Гэлакси Крейз - Последняя принцесса
— Где вы были?! — закричала сестра, переводя глаза то на меня, то на Джейми. — Я везде вас искала. Поезд уходит через час. Неужели вы забыли, что мы сегодня возвращаемся?
— Мэри, я…
— Джейми! Ты же знаешь, что выходить из комнаты нельзя, — сказала она, не обращая внимания на мой протест. — Ты должен беречься!
Мэри развернулась ко мне и прищурилась:
— Как ты могла это допустить?
— Знаю, виновата, — проговорила я, борясь с желанием рассказать ей обо всем случившемся. — Мы хотели порадоваться последнему дню…
— Нет, это моя вина, — перебил Джейми. — Я упросил Элизу разрешить мне покататься верхом.
— Пока я, как обычно, занималась уборкой и сборами. — Она вздохнула. — Надеюсь, вы не приближались к лесу?
— Конечно нет! Мы были в поле. — Я не любила врать Мэри, но иногда выбора не было.
Сестра посмотрела на меня, и складка на ее лбу исчезла.
— Знаете, каково мне все время заботиться о вас?
— Ты не наша мама! — сердито процедила я и тут же об этом пожалела.
— Кто-то же должен ее заменить, — тихо ответила Мэри.
Я захотела извиниться, но она уже уехала.
На пути к замку я увидела Джорджа, смотрителя парка. Он отпер металлическую дверь сарая и размотал толстую цепь. Внутри стояли резервуары с горючим. Их охраняли овчарки: без электричества невозможно обеспечить защиту надежнее.
Рядом с сараем стоял черный джип, на котором мы обычно ездили на станцию. Я смотрела, как Джордж с мрачным видом засовывает конец шланга в бак. Даже с того места, где я стояла, было слышно, как медленно капает бензин.
— Почти кончился.
Джордж обернулся, и я впервые заметила, как он постарел за это лето. Щеки ввалились, глаза будто потухли под тяжестью забот.

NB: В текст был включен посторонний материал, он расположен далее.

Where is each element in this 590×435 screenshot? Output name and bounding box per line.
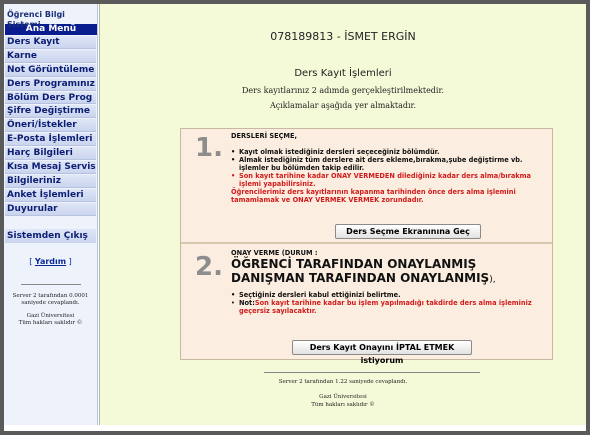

— Скоро уже починят, — сказал Джордж.
Но мы все знали, что это ложь.
— Можем поехать на лошадях, им не нужно горючее. — Я попыталась шутить, но он не засмеялся.
— На эту поездку хватит. Дороги слишком опасны, чтобы отправляться в открытой повозке и рисковать лошадьми — их могут украсть.
Я покосилась на пуленепробиваемый джип. Джордж снабдил окна дополнительными стеклами. Шины были защищены металлическими щитами, крышу и борта покрывали острые шипы. Еще он стер букву W — знак династии Виндзоров. Без нее, догадалась я, никто нас не узнает. С тех пор как умерла мама, отец не разрешал нам появляться на публике и даже запретил распространять портреты членов королевской семьи. Народ знал лишь наши имена.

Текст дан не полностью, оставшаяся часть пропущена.